Ukraine last year imported around 28 billion cubic metres (bcm) of natural gas from Russia, which wants to maintain its influence over the former Soviet republic and fend off EU efforts to limit Moscow's sway.
Disputes between Russia and Ukraine, which consumes more than 50 bcm of gas a year, have previously led to supply cuts for the EU, including in 2009 when hundreds of thousands of homes in southeast Europe went without heat in winter.
So far, Russia's state-controlled Gazprom, which supplies around 30 percent of the EU's gas needs and sends a third of that gas through Ukraine, has maintained supplies to Ukraine during a crisis in which Russian forces have effectively seized Ukraine's Crimea region.
But to prepare for a possible cut-off, the European Union has plans to send gas from its own storage facilities to Ukraine.
"The country (Ukraine) has sufficient gas storage to hold it through a few months, and could also turn to neighbours for additional gas supplies via reverse flows on pipelines that could bring up to 10 bcm (per year) of gas from Germany and Hungary through Poland and Slovakia," political risk consultancy Eurasia Group said in a report this week.
Many other analysts say the available capacity to pump gas from the EU to Ukraine is well below 10 bcm, and Eurasia Group also warned that Ukraine would be likely to receive less.
"If gas supplies to Europe are already compromised by an ongoing conflict, Ukraine may find its neighbours increasingly unwilling to provide this stopgap supply," it added.
NOT ENOUGH GAS?
One of the EU's key plans to support Kiev in case of a supply cut by Russia is to use reverse flows to send gas to Ukraine, but at the moment the capacity to do so is limited.
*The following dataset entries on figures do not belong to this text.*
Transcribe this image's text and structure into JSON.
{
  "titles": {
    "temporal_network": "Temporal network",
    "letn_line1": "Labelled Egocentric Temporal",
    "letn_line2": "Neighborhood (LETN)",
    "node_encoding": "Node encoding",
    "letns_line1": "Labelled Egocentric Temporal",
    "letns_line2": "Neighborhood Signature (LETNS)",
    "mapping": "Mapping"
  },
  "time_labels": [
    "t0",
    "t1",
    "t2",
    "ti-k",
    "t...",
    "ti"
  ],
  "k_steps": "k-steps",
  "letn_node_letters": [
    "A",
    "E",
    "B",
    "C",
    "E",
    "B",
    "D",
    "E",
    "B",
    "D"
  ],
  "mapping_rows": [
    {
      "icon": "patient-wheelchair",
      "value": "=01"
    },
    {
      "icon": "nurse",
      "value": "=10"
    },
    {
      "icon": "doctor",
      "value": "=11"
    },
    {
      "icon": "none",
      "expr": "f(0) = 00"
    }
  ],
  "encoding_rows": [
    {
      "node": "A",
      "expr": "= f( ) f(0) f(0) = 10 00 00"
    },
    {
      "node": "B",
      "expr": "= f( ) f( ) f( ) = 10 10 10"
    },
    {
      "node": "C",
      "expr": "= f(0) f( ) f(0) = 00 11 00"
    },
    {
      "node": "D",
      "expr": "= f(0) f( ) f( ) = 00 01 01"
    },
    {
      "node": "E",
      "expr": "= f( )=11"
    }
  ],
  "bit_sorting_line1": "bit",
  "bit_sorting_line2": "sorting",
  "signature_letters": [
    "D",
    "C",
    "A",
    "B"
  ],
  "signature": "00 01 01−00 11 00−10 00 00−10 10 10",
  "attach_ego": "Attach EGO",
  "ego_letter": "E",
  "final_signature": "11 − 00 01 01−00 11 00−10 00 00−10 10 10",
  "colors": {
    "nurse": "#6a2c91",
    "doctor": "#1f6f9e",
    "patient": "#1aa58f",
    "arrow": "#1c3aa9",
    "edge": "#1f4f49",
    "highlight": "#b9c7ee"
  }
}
Ukraine began importing gas through reverse flows from Poland and Hungary in 2012 but analysts said the amounts so far have been equivalent to a mere 2 bcm a year.
According to consulting group Wood Mackenzie, Poland has a reverse capacity of 1.5 bcm to Ukraine while Hungary is able to send 3.5 bcm. Romania has the potential for 1.8 bcm but there has been no firm agreement on its use, the consultancy said.
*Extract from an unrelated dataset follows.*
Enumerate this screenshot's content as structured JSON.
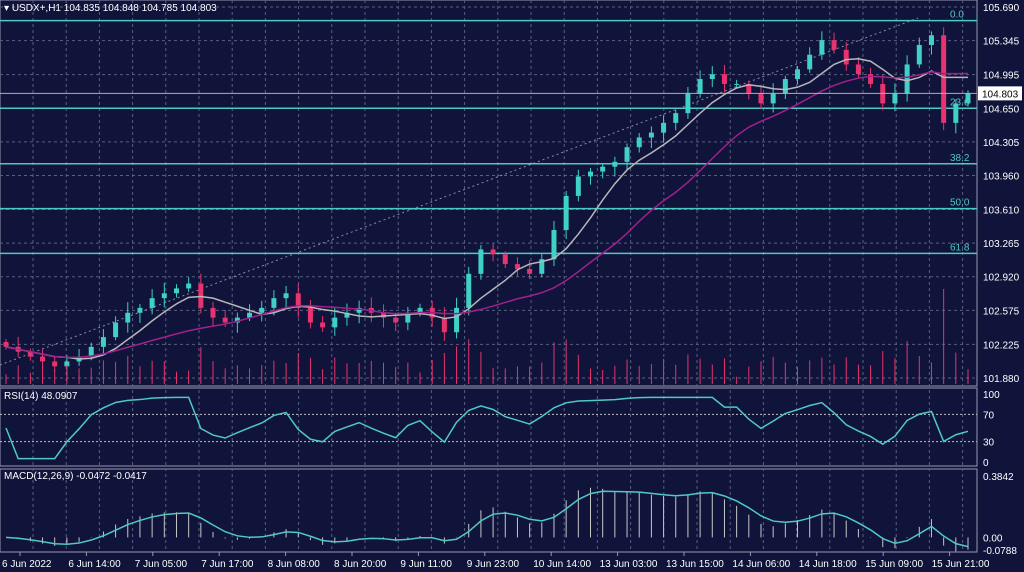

The biggest opportunity would be pumping gas through Slovakia, the EU gateway for Ukrainian supplies, which has more than 20 bcm of reverse capability.
The problem is that such flows from Europe to Ukraine, which would largely send Russian imports into the EU back east, require contractual agreements between the governments of countries through which the gas passes.
While there have been talks, no deal has been finalised, although sources at the European Commission said it was working to get the reverse-flow arrangement finalised quickly.
Despite these efforts, one source said it would take another six months for gas to flow from Slovakia to Ukraine, too late to address any imminent disruptions, and the link could initially carry only 6 bcm per year.
The real issue, however, might not be Ukraine but Europe itself. Wood Mackenzie estimated Europe would need more than 160 bcm of Russian gas in 2014.
While Russia has enough gas and can reroute some flows from Ukraine to the Yamal Europe and Nord Stream pipelines, which supply Germany, the consultancy said these alternatives would still leave Europe needing more than 30 bcm of gas via Ukraine.
"Moscow does not shy away from sanctions against Ukraine, it has made this clear in the last few days," German consultancy Ispex said. "The question is what will happen to the transit gas destined for western Europe should Moscow stop deliveries to Ukraine."